Don’t let the title fool you, there are countless ways to mess up a relationship. I’m not talking about the little things or your personal pet peeves. I’m talking about the game changers; the simple but necessary concepts that a lot of people both male and female fumble over time and time again while pursuing a partner. There’s no way to avoid having some form of relationship drama because you will never be, think or feel exactly like your mate but, keeping these simple concepts in mind will surely make it all a whole lot easier to deal with.

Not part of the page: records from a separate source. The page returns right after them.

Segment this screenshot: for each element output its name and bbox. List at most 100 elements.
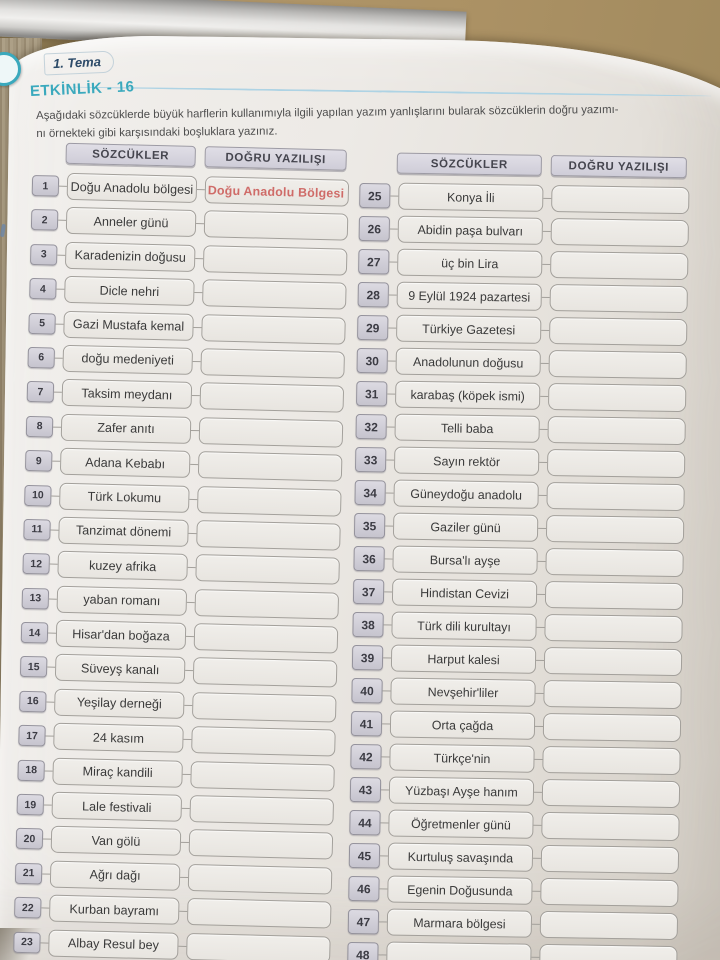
row-number: 25 — [359, 182, 391, 209]
connector-line — [48, 598, 57, 600]
answer-box — [546, 481, 685, 512]
connector-line — [41, 907, 50, 909]
table-row: 12 kuzey afrika — [22, 550, 345, 585]
row-number: 41 — [350, 710, 383, 737]
word-box: kuzey afrika — [57, 551, 188, 582]
connector-line — [539, 461, 548, 463]
right-column: SÖZCÜKLER DOĞRU YAZILIŞI 25 Konya İli 26… — [347, 152, 692, 960]
row-number: 39 — [351, 644, 384, 671]
connector-line — [538, 527, 547, 529]
row-number: 38 — [352, 611, 384, 638]
row-number: 4 — [29, 278, 57, 300]
connector-line — [382, 723, 391, 725]
connector-line — [183, 739, 192, 741]
word-box: 24 kasım — [53, 722, 184, 754]
connector-line — [535, 692, 544, 694]
answer-box — [198, 416, 344, 448]
word-box: Dicle nehri — [64, 275, 195, 307]
connector-line — [538, 494, 547, 496]
connector-line — [382, 690, 391, 692]
word-box: Hindistan Cevizi — [391, 578, 538, 608]
connector-line — [187, 567, 196, 569]
connector-line — [531, 923, 540, 925]
connector-line — [388, 294, 397, 296]
word-box: Marmara bölgesi — [386, 908, 533, 938]
connector-line — [192, 360, 201, 363]
connector-line — [536, 659, 545, 661]
row-number: 29 — [357, 314, 389, 341]
word-box: Miraç kandili — [52, 757, 183, 788]
answer-box — [546, 448, 686, 479]
connector-line — [378, 921, 387, 923]
answer-box — [195, 554, 340, 585]
connector-line — [542, 263, 551, 266]
answer-box — [202, 244, 348, 276]
answer-box — [542, 745, 681, 776]
answer-box — [541, 778, 681, 809]
word-box: Anneler günü — [65, 207, 197, 238]
connector-line — [532, 857, 541, 859]
answer-box — [200, 348, 345, 379]
word-box: Taksim meydanı — [61, 379, 193, 410]
answer-box — [199, 382, 345, 414]
page-marker-sticker — [0, 52, 21, 86]
word-box: Abidin paşa bulvarı — [397, 215, 543, 245]
word-box: Telli baba — [394, 413, 540, 443]
row-number: 42 — [350, 743, 382, 770]
table-row: 6 doğu medeniyeti — [27, 344, 350, 379]
header-spacer — [33, 142, 66, 143]
row-number: 36 — [353, 545, 385, 572]
row-number: 17 — [18, 725, 46, 747]
connector-line — [533, 791, 542, 793]
connector-line — [53, 391, 62, 394]
connector-line — [50, 529, 59, 531]
table-row: 16 Yeşilay derneği — [19, 688, 342, 723]
table-row: 34 Güneydoğu anadolu — [354, 479, 686, 512]
word-box: Egenin Doğusunda — [387, 875, 533, 905]
table-row: 45 Kurtuluş savaşında — [348, 842, 681, 875]
answer-box — [545, 514, 685, 545]
answer-box — [551, 185, 690, 215]
row-number: 1 — [31, 174, 60, 197]
table-row: 13 yaban romanı — [21, 585, 345, 620]
connector-line — [40, 942, 49, 944]
connector-line — [181, 807, 190, 810]
column-header-words: SÖZCÜKLER — [65, 142, 196, 167]
connector-line — [385, 492, 394, 494]
row-number: 48 — [347, 941, 379, 960]
word-box: Kurban bayramı — [48, 894, 180, 926]
connector-line — [379, 888, 388, 890]
answer-box — [190, 760, 335, 792]
connector-line — [533, 824, 542, 826]
connector-line — [190, 429, 200, 431]
answer-box — [540, 844, 680, 875]
connector-line — [47, 666, 56, 669]
table-row: 17 24 kasım — [18, 722, 341, 757]
connector-line — [543, 197, 552, 200]
left-column: SÖZCÜKLER DOĞRU YAZILIŞI 1 Doğu Anadolu … — [13, 142, 355, 960]
table-row: 15 Süveyş kanalı — [19, 653, 343, 689]
tema-tab: 1. Tema — [43, 50, 115, 76]
answer-box — [549, 316, 688, 347]
row-number: 2 — [30, 209, 59, 232]
word-box: Gazi Mustafa kemal — [63, 310, 194, 341]
table-row: 46 Egenin Doğusunda — [348, 875, 680, 908]
connector-line — [179, 911, 188, 913]
word-box: Ağrı dağı — [49, 860, 181, 891]
word-box: doğu medeniyeti — [62, 344, 194, 375]
table-row: 36 Bursa'lı ayşe — [353, 545, 685, 578]
answer-box — [545, 547, 684, 578]
connector-line — [380, 789, 389, 791]
row-number: 11 — [23, 518, 51, 541]
connector-line — [42, 873, 51, 875]
connector-line — [180, 842, 189, 844]
connector-line — [539, 428, 548, 430]
row-number: 30 — [356, 347, 388, 374]
word-box: Bursa'lı ayşe — [392, 545, 538, 575]
row-number: 19 — [16, 793, 45, 816]
connector-line — [388, 327, 397, 329]
row-number: 13 — [21, 587, 50, 610]
connector-line — [383, 657, 392, 659]
answer-box — [197, 451, 343, 482]
table-row: 32 Telli baba — [355, 413, 687, 446]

Drop The High Expectations
Most of the time your partner has no idea that you are constantly comparing and critiquing their actions against this imaginary “standard” behavior you created in your head. The danger here is that your expectations will evolve and not only will you find yourself unsatisfied; your partner will become frustrated with not being able to make you happy. You have to be able to accept people as they are and not for how you want them to be but, do not misinterpret or confuse dropping unrealistic expectations with lowering your standards.
It’s Okay To Be Mad
I know the good book says we should forgive but, you aren’t doing yourself or your partner any favors by accepting an apology and promising forgiveness when you’re still upset about the topic. A major concept that many people do not understand is; forgiveness is earned. If your partner hurt your feelings and doesn’t want you to be upset anymore then it’s up to them to repair and recover. Forgiveness frees the guilty party from fault and you shouldn’t allow people to assume that you are okay with the situation until they’ve proven themselves worthy.
Be A Better You
Your BF/GF won’t complete you, they won’t even be able to add to you if you are constantly getting lost in them. The key here is to be who you are, and become better as a result of what you both can pour into each other.
Speak On Purpose
This is huge. Sometimes, you really just don’t have to have that argument, the last word, or something to say. Create opportunities to speak you peace once, and be done with it. A lot of times you find yourself repeating yourself because, you didn’t back up your words with action. If you say it, mean it, and don’t accept anything less than what you requested.
Know When To Give It Up
Not the relationship, I’m talking about the cookies and the D. Having a great sex life is vital to having a healthy relationship and a major part of communicating with your mate. Sometimes the best way to end a lot of the bickering is simply, having some hot steamy sex. Done correctly, you will reconnect and forget about whatever it was that had you both at odds in the first place.